# Custom Drone Light for Night Visibility



## Karma01

Hello Everyone,

I am sure some of you have heard the recent changes in commercial drone operation laws. I just passed my FAA test and am pursuing a business in aerial photography. The new law requires anti-collision lights visible for 3 miles. The drone I use (DJI Inspire 1) has very dim lights so I am contemplating a new solution. One possibility is replace the current leds with a brighter setup, another idea is to fix an LED on the top of the drone that would be visible 360 degrees by use of a dome-shaped reflector and have it blink once per second or so. Obviously weight is a significant factor as well as how the LED is powered. I would prefer to run it off of the drones battery. I am not looking for spotlights or headlights, just a warning light that has great visibility. I appreciate any ideas in advance.


----------



## Illum

Give this guy a buzz: http://www.candlepowerforums.com/vb/showthread.php?260667-Flying-searchlight

http://www.candlepowerforums.com/vb/showthread.php?310750

he might have a few pointers


----------



## Tombigbee

You might take a look at this. Everything is super light and small because its intended for use in RC airplanes. The LED's supplied with this kit are super bright in my opinion, but the controller can handle others. You may power it any way you like, but input voltage is approximately 6V, so a step down transformer might be needed. I found a tiny one online to reduce the 12V used in my application.

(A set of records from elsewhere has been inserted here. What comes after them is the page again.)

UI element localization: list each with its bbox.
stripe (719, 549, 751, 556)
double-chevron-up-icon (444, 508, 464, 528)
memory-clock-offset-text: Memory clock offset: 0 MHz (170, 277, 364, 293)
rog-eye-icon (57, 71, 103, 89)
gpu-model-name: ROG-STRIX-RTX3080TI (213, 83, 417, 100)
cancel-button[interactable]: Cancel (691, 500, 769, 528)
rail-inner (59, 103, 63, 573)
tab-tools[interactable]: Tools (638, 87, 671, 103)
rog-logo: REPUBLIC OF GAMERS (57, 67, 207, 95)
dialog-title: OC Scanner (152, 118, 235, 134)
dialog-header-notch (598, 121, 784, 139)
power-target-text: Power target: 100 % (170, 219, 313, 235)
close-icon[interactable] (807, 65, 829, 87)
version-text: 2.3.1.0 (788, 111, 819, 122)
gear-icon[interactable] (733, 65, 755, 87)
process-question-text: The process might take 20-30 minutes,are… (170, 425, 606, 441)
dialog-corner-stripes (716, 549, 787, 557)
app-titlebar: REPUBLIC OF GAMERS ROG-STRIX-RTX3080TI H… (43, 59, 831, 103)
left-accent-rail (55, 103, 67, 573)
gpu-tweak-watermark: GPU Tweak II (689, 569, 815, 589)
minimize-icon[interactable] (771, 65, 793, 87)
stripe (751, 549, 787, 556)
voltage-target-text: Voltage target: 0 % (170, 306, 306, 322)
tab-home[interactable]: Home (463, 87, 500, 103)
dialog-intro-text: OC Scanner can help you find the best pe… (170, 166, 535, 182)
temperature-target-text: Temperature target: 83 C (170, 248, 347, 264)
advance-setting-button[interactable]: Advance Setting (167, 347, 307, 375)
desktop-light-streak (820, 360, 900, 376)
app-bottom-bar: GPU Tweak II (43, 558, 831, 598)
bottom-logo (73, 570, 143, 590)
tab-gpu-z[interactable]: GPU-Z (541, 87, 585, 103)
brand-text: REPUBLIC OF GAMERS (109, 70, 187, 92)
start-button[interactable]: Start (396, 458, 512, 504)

The coolest feature, though, is the ability to program any flashing sequence you desire on multiple channels if needed. You just download free software and plug into a USB on your PC.

https://www.dimensionengineering.com/products/delight-starter-kit


----------



## Karma01

Tombigbee said:


> You might take a look at this. Everything is super light and small because its intended for use in RC airplanes. The LED's supplied with this kit are super bright in my opinion, but the controller can handle others. You may power it any way you like, but input voltage is approximately 6V, so a step down transformer might be needed. I found a tiny one online to reduce the 12V used in my application.
> 
> The coolest feature, though, is the ability to program any flashing sequence you desire on multiple channels if needed. You just download free software and plug into a USB on your PC.
> 
> https://www.dimensionengineering.com/products/delight-starter-kit



Thanks for the suggestions guys. The power on that fixed wing is insane. I like the idea of yours Tom, but those LED's won't be near bright enough to satisfy the FAA I don't believe.


----------